Il faut tout d’abord mentionner le caractère sombre de la pièce qui incarne parfaitement l’ambiance du film noir américain. De forts contrastes marquent les jeux de lumières, nous laissant par moments complètement plongé·e·s dans l’obscurité. Le décor, très sobre, traduit un espace assez restreint duquel il semble impossible de s’échapper. Les acteurs·trices nous jaugent et se scrutent eux/elles-mêmes, sans cesse. Dès le début de la pièce, une forte tension se ressent, qui ne fera que s’amplifier au fil des scènes. Cette ambiance noire teintée de méfiance est intensifiée par la brutalité de certains volets qui mettent en scène une femme et un homme. Même si l’univers est spécifique à l’époque que la chorégraphe a voulu représenter, certaines scènes résonnent au fond de nous et nous amènent inévitablement à nous questionner nous-mêmes sur les rapports de genre qui constituent notre société.

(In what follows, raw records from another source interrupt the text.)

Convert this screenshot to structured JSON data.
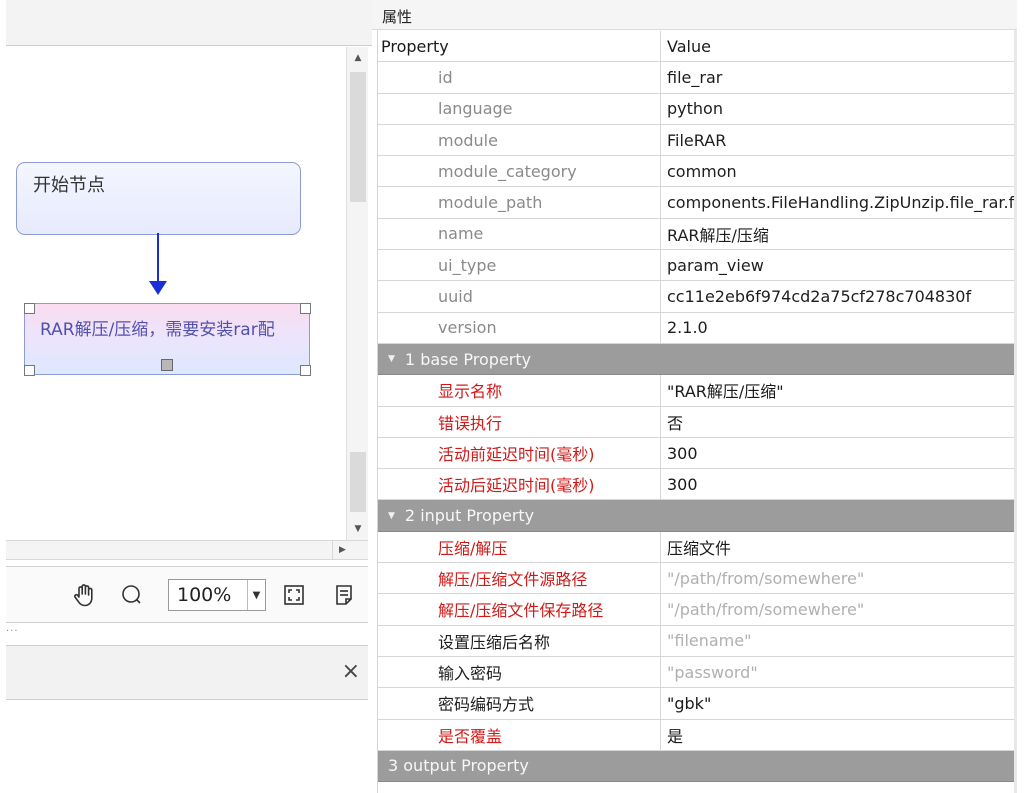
{
  "properties_panel": {
    "title": "属性",
    "header": {
      "property": "Property",
      "value": "Value"
    },
    "meta_rows": [
      {
        "key": "id",
        "value": "file_rar"
      },
      {
        "key": "language",
        "value": "python"
      },
      {
        "key": "module",
        "value": "FileRAR"
      },
      {
        "key": "module_category",
        "value": "common"
      },
      {
        "key": "module_path",
        "value": "components.FileHandling.ZipUnzip.file_rar.f"
      },
      {
        "key": "name",
        "value": "RAR解压/压缩"
      },
      {
        "key": "ui_type",
        "value": "param_view"
      },
      {
        "key": "uuid",
        "value": "cc11e2eb6f974cd2a75cf278c704830f"
      },
      {
        "key": "version",
        "value": "2.1.0"
      }
    ],
    "groups": [
      {
        "label": "1 base Property",
        "rows": [
          {
            "key": "显示名称",
            "value": "\"RAR解压/压缩\""
          },
          {
            "key": "错误执行",
            "value": "否"
          },
          {
            "key": "活动前延迟时间(毫秒)",
            "value": "300"
          },
          {
            "key": "活动后延迟时间(毫秒)",
            "value": "300"
          }
        ]
      },
      {
        "label": "2 input Property",
        "rows": [
          {
            "key": "压缩/解压",
            "value": "压缩文件"
          },
          {
            "key": "解压/压缩文件源路径",
            "value": "\"/path/from/somewhere\""
          },
          {
            "key": "解压/压缩文件保存路径",
            "value": "\"/path/from/somewhere\""
          },
          {
            "key": "设置压缩后名称",
            "value": "\"filename\""
          },
          {
            "key": "输入密码",
            "value": "\"password\""
          },
          {
            "key": "密码编码方式",
            "value": "\"gbk\""
          },
          {
            "key": "是否覆盖",
            "value": "是"
          }
        ]
      },
      {
        "label": "3 output Property",
        "rows": []
      }
    ]
  },
  "canvas": {
    "start_node_label": "开始节点",
    "rar_node_label": "RAR解压/压缩，需要安装rar配"
  },
  "zoombar": {
    "zoom_value": "100%",
    "icons": [
      "hand-pan-icon",
      "zoom-circle-icon",
      "fit-screen-icon",
      "document-icon"
    ]
  },
  "bottom_panel": {
    "close_glyph": "×"
  },
  "colors": {
    "required_label": "#d01a1a",
    "group_header_bg": "#9c9c9c",
    "connector": "#1a2fd6",
    "node_border": "#8d9bd8"
  }
}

C’est d’ailleurs ce que la chorégraphe, Pauline Raineri, nous mentionne. Inspirée par l’esthétique des films noirs et plus particulièrement par la protagoniste de « The File On Thelma Jordon », elle a voulu s’attarder sur la figure de la femme fatale. En 2016-2017, elle crée alors une première pièce, plus courte, intitulée « Thelma ». C’est par la suite qu’elle décide de traiter de ce thème de manière plus profonde en créant cette pièce, « W.A.Y.T », en reprenant les mêmes acteurs·trices. La figure de la femme fatale est une forme de féminité qui est mise en scène ici dans un univers particulier, celui des années 40. Or, la chorégraphe nous explique s’être rattachée à des situations qu’elle-même, en tant que femme, a vécu. D’une manière subtile, la pièce est donc teintée par une certaine volonté dénonciatrice très actuelle.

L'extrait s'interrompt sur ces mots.